Identification of a second major resistance gene to Rice yellow mottle virus, RYMV2, in the African cultivated rice species, O. glaberrima.

Rice yellow mottle virus (RYMV) is the most damaging rice-infecting virus in Africa. However, few sources of high resistance and only a single major resistance gene, RYMV1, are known to date. We screened a large representative collection of African cultivated rice (Oryza glaberrima) for RYMV resistance. Whereas high resistance is known to be very rare in Asian cultivated rice (Oryza sativa), we identified 29 (8%) highly resistant accessions in O. glaberrima. The MIF4G domain of RYMV1 was sequenced in these accessions. Some accessions possessed the rymv1-3 or rymv1-4 recessive resistance alleles previously described in O. glaberrima Tog5681 and Tog5672, respectively, and a new allele, rymv1-5, was identified, thereby increasing the number of resistance alleles in O. glaberrima to three. In contrast, only a single allele has been reported in O. sativa. Markers specific to the different alleles of the RYMV1 gene were developed for marker-assisted selection of resistant genotypes for disease management. In addition, the presence of the dominant susceptibility allele (Rymv1-1) in 15 resistant accessions suggests that their resistance is under different genetic control. An allelism test involving one of those accessions revealed a second major resistance gene, i.e., RYMV2. The diversity of resistance genes against RYMV in O. glaberrima species is discussed in relation to the diversification of the virus in Africa.

Evaluation of genes from eIF4E and eIF4G multigenic families as potential candidates for partial resistance QTLs to Rice yellow mottle virus in rice.

QTLs for partial resistance to Rice yellow mottle virus (RYMV) in rice were mapped in two populations of doubled-haploid lines (DHLs) and recombinant inbred lines (RILs) derived from the same cross but evaluated for different resistance criteria (virus content and symptom severity).
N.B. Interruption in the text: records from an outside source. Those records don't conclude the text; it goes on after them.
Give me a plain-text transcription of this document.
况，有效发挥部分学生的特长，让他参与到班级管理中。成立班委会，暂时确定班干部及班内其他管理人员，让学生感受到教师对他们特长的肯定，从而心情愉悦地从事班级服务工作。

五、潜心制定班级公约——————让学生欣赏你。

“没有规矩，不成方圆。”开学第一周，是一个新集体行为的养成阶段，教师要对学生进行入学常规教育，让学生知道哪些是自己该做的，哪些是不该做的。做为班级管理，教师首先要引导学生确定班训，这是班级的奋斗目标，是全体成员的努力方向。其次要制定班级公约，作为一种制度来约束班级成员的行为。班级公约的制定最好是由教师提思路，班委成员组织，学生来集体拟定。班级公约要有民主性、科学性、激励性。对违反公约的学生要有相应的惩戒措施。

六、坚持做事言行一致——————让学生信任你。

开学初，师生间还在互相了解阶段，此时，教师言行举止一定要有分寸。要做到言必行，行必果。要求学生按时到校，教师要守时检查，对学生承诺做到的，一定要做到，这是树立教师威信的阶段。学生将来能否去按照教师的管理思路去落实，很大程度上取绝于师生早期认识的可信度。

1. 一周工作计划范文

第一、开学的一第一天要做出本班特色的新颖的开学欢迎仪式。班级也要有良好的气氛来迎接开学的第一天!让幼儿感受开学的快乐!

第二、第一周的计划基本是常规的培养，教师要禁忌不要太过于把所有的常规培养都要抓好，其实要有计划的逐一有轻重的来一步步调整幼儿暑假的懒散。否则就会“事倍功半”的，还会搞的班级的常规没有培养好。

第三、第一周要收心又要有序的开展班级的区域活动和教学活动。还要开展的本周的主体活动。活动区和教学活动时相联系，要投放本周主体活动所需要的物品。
An integrative map was used to compare the two genetic maps and a global analysis of both populations was performed. Most of the QTLs previously identified in DHL population were confirmed with increased significance and precision. As many recent studies evidenced the role of eukaryotic translation initiation factors (eIF) of 4E and 4G families in plant susceptibility to RNA viruses, we checked if these genes co-locate with QTLs of resistance to RYMV. Their systematic in silico identification was carried out on the rice genome and their physical locations were compared to QTL positions on the integrative map. In order to confirm or not the co-locations observed, the analysis was completed by evaluation of near-isogenic lines, QTL fine mapping and sequencing of candidate genes. Three members from eIF4G family could be retained as reliable candidates whereas eIF4E genes, commonly found to govern resistances in other plant/virus interactions, were discarded. Together with the recent identification of an eIF(iso)4G as a major resistance gene, data suggests an important role of genes from eIF4G family in rice resistance to RYMV but does not exclude the contribution of factors different from the translation initiation complex.